THE EVENING BULLETIN — JUNE 13, 1894
The Courier-Journal has received from “An Old Fogy,” at Huntsville, Ky., a package with this note :
Inclosed please find two locust wings with a W or an M on them. I am at a loss to know whether it means Wilson’s Wrangle or McKinley’s Millennial. Please give your interpretation.
The letter is a W and marks the wings of that species of the locust known as the whangdoodle, the M, so far as is known, having no other significance than as an initial of the insect’s name.
The whangdoodle is a very peculiar insect. It is the most erratic member of the Locusts Migratoria family. It has no regular periods of visitation, like its seven, thirteen and seventeen-year kin. Its coming, however, is not thought to be in independence of all law. On the contrary the appearance of the whangdoodle has long been considered as accompanying certain conditions of the human race.

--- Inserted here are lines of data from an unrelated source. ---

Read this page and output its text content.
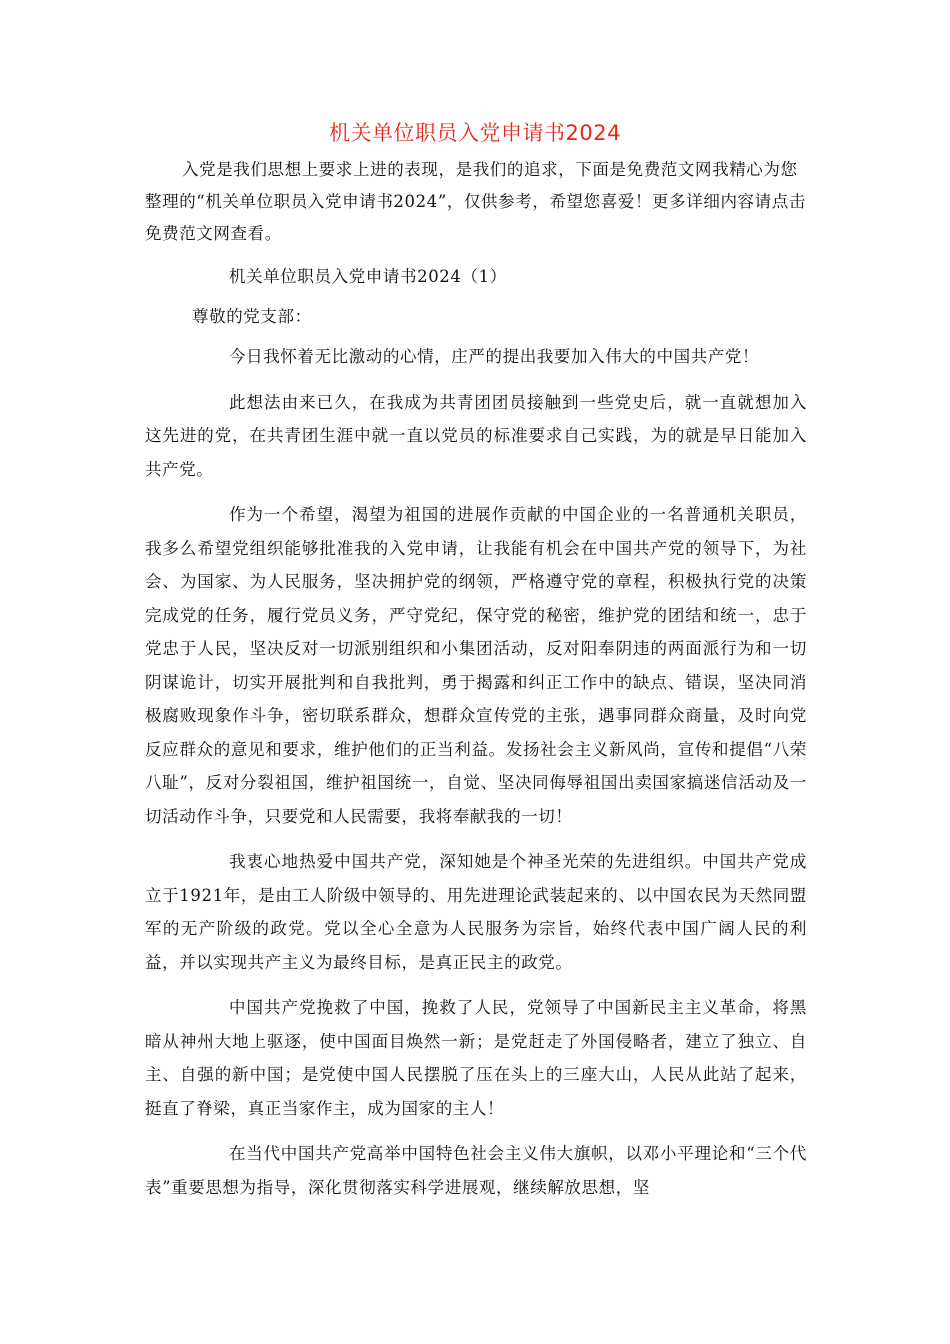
机关单位职员入党申请书2024

入党是我们思想上要求上进的表现，是我们的追求，下面是免费范文网我精心为您整理的“机关单位职员入党申请书2024”，仅供参考，希望您喜爱！更多详细内容请点击免费范文网查看。

机关单位职员入党申请书2024（1）
尊敬的党支部：

今日我怀着无比激动的心情，庄严的提出我要加入伟大的中国共产党！

此想法由来已久，在我成为共青团团员接触到一些党史后，就一直就想加入这先进的党，在共青团生涯中就一直以党员的标准要求自己实践，为的就是早日能加入共产党。

作为一个希望，渴望为祖国的进展作贡献的中国企业的一名普通机关职员，我多么希望党组织能够批准我的入党申请，让我能有机会在中国共产党的领导下，为社会、为国家、为人民服务，坚决拥护党的纲领，严格遵守党的章程，积极执行党的决策完成党的任务，履行党员义务，严守党纪，保守党的秘密，维护党的团结和统一，忠于党忠于人民，坚决反对一切派别组织和小集团活动，反对阳奉阴违的两面派行为和一切阴谋诡计，切实开展批判和自我批判，勇于揭露和纠正工作中的缺点、错误，坚决同消极腐败现象作斗争，密切联系群众，想群众宣传党的主张，遇事同群众商量，及时向党反应群众的意见和要求，维护他们的正当利益。发扬社会主义新风尚，宣传和提倡“八荣八耻”，反对分裂祖国，维护祖国统一，自觉、坚决同侮辱祖国出卖国家搞迷信活动及一切活动作斗争，只要党和人民需要，我将奉献我的一切！

我衷心地热爱中国共产党，深知她是个神圣光荣的先进组织。中国共产党成立于1921年，是由工人阶级中领导的、用先进理论武装起来的、以中国农民为天然同盟军的无产阶级的政党。党以全心全意为人民服务为宗旨，始终代表中国广阔人民的利益，并以实现共产主义为最终目标，是真正民主的政党。

中国共产党挽救了中国，挽救了人民，党领导了中国新民主主义革命，将黑暗从神州大地上驱逐，使中国面目焕然一新；是党赶走了外国侵略者，建立了独立、自主、自强的新中国；是党使中国人民摆脱了压在头上的三座大山，人民从此站了起来，挺直了脊梁，真正当家作主，成为国家的主人！

在当代中国共产党高举中国特色社会主义伟大旗帜，以邓小平理论和“三个代表”重要思想为指导，深化贯彻落实科学进展观，继续解放思想，坚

This theory is so well established by an extended series of observations that it is now hardly thought worth while to dispute that the whangdoodle is always an accompaniment of the waves of folly that occasionally sweep over the country. For many years there has been no passing epidemic of popular lunacy which has not brought with it the orthoperous whangdoodle. Indeed there is little excuse to-day for ignorance of the fact that the whangdoodle always comes in numbers proportioned to the greatness of the need for the fool-killer.